Protect and Enjoy: Bringing Meadows Back For Water, Wildlife & People

Perazzo Meadow, photo by Elizabeth Carmel

Perazzo Meadow, photo by Elizabeth Carmel

With more than 40,000 acres protected, Land Trust lands cover a wide range of landscapes, ecosystems and habitats – but for many, the mountain meadow stands out as a favorite. There’s something about a green meadow, stream meandering through with wildflowers and birds dotting the landscape – and dark green forests on either edge climbing the mountains above.

Beneath that beauty, however, there are often opportunities for improvement – righting past wrongs of the last 100 years. That’s where our partnership with the Truckee River Watershed Council comes in.

“Past land uses like grazing, channelizing stream courses, logging, road and railroad building we see a lot of locally,” said Beth Christman, Director of Restoration Programs for the Watershed Council.

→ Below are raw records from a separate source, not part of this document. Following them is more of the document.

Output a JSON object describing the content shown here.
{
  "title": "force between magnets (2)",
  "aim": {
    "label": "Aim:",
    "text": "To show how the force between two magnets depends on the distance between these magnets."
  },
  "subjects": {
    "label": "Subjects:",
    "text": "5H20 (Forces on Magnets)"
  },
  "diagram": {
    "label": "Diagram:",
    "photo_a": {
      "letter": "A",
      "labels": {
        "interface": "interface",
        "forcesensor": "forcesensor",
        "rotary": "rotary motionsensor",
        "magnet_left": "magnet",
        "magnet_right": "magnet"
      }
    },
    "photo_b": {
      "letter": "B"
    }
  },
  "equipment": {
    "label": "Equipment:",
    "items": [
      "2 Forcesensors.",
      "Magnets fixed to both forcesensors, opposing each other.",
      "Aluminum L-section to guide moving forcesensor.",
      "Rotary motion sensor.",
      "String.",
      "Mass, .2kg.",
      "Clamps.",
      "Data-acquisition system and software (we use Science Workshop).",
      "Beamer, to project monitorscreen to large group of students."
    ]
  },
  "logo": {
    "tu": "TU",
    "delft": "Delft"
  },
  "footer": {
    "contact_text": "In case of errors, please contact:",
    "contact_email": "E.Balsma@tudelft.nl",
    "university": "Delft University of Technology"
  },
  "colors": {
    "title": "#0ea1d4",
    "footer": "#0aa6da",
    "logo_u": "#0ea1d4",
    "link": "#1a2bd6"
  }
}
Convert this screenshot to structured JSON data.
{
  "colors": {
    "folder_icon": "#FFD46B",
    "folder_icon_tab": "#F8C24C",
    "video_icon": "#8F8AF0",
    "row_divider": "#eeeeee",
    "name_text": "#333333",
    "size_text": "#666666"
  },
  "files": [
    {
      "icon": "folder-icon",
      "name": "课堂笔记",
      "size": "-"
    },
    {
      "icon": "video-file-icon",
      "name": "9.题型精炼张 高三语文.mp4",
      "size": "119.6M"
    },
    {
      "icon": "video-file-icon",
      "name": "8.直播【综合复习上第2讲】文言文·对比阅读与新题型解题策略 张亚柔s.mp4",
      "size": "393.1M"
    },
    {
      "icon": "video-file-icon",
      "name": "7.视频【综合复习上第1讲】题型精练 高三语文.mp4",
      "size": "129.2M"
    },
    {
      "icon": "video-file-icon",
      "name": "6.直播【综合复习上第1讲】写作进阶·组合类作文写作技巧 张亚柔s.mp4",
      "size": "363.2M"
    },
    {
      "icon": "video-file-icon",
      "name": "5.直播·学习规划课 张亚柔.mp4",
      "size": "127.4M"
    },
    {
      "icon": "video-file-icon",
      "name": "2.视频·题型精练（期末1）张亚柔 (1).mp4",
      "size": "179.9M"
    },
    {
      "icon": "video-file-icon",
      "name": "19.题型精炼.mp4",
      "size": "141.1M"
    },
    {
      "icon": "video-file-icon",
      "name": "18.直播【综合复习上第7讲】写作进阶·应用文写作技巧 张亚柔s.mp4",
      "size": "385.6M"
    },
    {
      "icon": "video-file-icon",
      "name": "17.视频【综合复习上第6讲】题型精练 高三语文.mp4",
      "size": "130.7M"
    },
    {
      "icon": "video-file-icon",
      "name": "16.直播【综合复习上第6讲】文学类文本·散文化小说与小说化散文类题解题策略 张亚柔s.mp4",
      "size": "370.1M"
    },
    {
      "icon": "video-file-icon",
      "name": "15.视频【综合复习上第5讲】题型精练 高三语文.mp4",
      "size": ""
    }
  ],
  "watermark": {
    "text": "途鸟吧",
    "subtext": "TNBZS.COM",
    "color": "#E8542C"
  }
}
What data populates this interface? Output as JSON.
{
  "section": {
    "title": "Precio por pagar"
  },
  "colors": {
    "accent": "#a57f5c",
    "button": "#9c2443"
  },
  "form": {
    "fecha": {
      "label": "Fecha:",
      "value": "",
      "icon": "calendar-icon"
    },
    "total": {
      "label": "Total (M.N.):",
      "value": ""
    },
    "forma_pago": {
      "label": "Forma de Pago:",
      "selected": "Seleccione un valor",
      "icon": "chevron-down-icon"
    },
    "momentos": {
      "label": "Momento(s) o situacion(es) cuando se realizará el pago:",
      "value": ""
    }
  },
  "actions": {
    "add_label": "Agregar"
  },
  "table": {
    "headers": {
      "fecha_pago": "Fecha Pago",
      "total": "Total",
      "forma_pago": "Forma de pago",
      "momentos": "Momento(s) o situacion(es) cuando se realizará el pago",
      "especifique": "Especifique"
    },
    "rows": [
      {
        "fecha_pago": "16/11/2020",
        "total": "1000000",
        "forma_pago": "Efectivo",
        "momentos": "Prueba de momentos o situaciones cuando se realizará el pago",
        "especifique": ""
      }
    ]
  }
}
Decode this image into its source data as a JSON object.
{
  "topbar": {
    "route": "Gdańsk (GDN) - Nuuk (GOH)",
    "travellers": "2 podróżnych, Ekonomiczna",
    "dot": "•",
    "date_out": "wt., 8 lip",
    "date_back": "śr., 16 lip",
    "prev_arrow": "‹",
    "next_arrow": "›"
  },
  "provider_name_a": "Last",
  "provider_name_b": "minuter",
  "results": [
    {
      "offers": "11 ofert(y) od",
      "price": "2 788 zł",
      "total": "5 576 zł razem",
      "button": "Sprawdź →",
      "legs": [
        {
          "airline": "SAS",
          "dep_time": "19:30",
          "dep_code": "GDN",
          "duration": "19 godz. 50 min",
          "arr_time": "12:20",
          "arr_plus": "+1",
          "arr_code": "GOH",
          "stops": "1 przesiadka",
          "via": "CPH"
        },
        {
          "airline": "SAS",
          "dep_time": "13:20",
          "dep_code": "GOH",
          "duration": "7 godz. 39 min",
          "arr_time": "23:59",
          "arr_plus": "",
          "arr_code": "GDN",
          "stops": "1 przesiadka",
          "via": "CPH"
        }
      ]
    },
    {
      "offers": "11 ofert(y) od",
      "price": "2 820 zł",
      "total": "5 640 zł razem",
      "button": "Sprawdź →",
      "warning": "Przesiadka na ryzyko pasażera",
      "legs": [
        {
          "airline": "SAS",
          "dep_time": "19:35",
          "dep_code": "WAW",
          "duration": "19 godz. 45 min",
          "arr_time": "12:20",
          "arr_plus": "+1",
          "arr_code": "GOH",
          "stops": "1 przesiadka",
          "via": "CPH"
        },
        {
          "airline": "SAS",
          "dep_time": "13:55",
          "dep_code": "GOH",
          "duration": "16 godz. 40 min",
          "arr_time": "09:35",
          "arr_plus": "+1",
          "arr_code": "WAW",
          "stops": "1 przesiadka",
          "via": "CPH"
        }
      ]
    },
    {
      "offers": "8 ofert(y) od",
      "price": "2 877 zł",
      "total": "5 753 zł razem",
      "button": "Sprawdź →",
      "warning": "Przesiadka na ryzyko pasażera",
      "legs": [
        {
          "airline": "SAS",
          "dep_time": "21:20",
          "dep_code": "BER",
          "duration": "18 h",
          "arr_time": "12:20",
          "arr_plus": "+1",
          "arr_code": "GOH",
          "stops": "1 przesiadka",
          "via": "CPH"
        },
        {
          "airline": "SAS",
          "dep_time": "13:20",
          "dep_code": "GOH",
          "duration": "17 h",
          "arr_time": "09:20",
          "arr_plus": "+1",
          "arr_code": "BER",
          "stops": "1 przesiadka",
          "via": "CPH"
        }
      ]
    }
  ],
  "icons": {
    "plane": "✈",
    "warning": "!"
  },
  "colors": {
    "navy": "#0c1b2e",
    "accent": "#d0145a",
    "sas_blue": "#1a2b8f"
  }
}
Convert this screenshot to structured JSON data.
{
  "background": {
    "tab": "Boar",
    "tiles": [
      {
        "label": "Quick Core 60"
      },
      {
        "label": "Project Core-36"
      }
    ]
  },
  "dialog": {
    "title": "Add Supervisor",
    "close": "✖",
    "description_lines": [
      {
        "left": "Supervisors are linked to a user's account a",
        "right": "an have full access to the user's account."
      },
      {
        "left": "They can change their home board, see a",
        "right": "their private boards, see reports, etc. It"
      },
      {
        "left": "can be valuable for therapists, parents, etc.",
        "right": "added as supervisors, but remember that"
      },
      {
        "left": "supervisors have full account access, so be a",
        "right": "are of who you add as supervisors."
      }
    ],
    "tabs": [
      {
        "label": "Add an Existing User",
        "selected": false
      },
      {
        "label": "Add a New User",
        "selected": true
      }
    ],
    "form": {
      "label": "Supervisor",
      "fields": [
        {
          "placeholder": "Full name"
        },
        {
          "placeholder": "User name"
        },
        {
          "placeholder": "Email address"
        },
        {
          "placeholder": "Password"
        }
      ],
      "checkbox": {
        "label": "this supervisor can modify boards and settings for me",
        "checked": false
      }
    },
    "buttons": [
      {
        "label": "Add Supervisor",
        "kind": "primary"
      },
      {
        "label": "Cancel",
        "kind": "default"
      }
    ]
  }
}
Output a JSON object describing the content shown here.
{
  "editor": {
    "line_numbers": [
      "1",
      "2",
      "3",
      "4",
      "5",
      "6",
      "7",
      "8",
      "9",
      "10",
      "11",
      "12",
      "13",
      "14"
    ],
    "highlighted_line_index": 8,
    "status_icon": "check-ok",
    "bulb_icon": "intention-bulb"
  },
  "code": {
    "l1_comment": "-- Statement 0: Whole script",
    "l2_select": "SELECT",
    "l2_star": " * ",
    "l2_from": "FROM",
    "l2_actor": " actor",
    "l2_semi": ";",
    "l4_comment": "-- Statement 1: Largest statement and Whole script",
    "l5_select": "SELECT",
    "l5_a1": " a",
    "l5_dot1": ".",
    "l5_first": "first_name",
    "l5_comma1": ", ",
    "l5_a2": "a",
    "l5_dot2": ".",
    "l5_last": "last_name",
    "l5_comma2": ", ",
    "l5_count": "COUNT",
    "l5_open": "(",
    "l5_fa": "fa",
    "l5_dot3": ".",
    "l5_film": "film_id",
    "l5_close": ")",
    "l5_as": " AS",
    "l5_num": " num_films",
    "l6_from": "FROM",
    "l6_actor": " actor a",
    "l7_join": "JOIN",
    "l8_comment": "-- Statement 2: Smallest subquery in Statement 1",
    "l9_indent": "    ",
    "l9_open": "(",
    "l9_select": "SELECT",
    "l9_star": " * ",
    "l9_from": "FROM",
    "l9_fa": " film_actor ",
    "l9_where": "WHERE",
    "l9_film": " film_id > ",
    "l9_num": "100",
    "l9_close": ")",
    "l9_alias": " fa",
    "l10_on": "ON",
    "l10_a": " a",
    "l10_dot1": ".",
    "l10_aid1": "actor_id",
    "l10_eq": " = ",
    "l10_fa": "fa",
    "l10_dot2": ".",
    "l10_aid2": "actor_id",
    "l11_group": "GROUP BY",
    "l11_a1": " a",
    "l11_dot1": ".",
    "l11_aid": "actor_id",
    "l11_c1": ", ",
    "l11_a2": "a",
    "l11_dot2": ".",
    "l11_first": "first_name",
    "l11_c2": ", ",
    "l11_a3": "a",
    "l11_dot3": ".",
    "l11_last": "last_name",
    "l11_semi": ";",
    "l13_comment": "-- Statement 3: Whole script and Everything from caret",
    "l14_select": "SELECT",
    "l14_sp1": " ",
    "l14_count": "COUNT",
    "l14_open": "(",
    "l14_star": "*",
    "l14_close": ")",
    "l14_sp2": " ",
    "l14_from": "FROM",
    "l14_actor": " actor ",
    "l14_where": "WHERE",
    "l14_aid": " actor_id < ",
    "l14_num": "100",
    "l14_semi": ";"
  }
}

Two Watershed Council projects on Land Trust properties deal with a number of these factors: Perazzo Meadows and Lacey Meadow.

Christman said a functional meadow typically looks like this: a complex, multi-threaded stream course that changes and moves year over year – overtopping its banks in flooding events with water spreading out across the meadow. Vegetation includes sedges, meadow grasses, wildflowers, willow thickets and other plants that need a high water table during the growing season.

In contrast, a set, single stream course with steep, cut banks and a dry meadow above turning to sage and even forest all set off alarm bells for the Watershed Council.

Christman and the Watershed Council start off by investigating historical conditions with aerial photographs, maps, cultural resources experts and other clues.

“In Perazzo the stream was definitely confined to a single channel where the dairy wanted the meadow dried out for grazing, and we could see an old roadbed,” Christman said.

But they don’t just look backwards in coming up with a goal for the meadow – they also look forward at other considerations like climate change.

“Climate change makes hydrologic restoration more important – a functional meadow is way better for dealing with increasing rain and decreasing snowpack, with flooding events, and they store water longer to maintain stream flow later in the season. It’s like refilling a sponge every year,” Christman said.

For Perazzo, Christman said they took a more aggressive tack because of the degradation, digging what are called “plug and pond” in the upper portions of the meadow and filling in portions of the cut channel in the lower meadow – both with the goal of getting the stream to jump its confined banks and find historic courses.

“I feel like the magic number for a meadow coming back is year three after we do the work, and this is year two,” Christman said “But we’ve been surprised at how quick the response has been, especially given the dry year.”

Watershed Council staff noted new springs in the meadow this summer, likely the product of a raised water table thanks to the re-wetted meadow.

“Our botanist was just out there, she said she couldn’t believe how much it’s changed since 2019,” Christman said. “Anecdotally we’ve been seeing increased wildlife use, we’ve seen river otters out there, seen so many more birds than before – and the fish, I’ve never seen so many fish jumping.”

Elsewhere above Webber Lake, the Watershed Council is also working on Lacey Meadow. Split into an upper and lower meadow, Christman said the stream feeding into Webber Lake is currently in an old roadbed, not following historic stream channels and drying the meadow out.

“Lacey Meadow is a different situation – we don’t need to do big fills like Perazzo – the stream kind of wants to go back,” Christman said. “We’re mimicking natural processes but strategically, trying to kick the water back into its channels. I think the upper meadow is going to be amazing in a couple years, you’re not even going to recognize it.”

Looking forward, Christman said watershed and meadow restoration will continue to evolve, likely with an emphasis on functioning through long drought periods, and how they can help with the challenges facing the Sierra.

“We participated in this study looking at meadows across the Sierra and their carbon storage – and we found that functional meadows uptake carbon at temperate forest and peat bog wetland levels,” Christman said.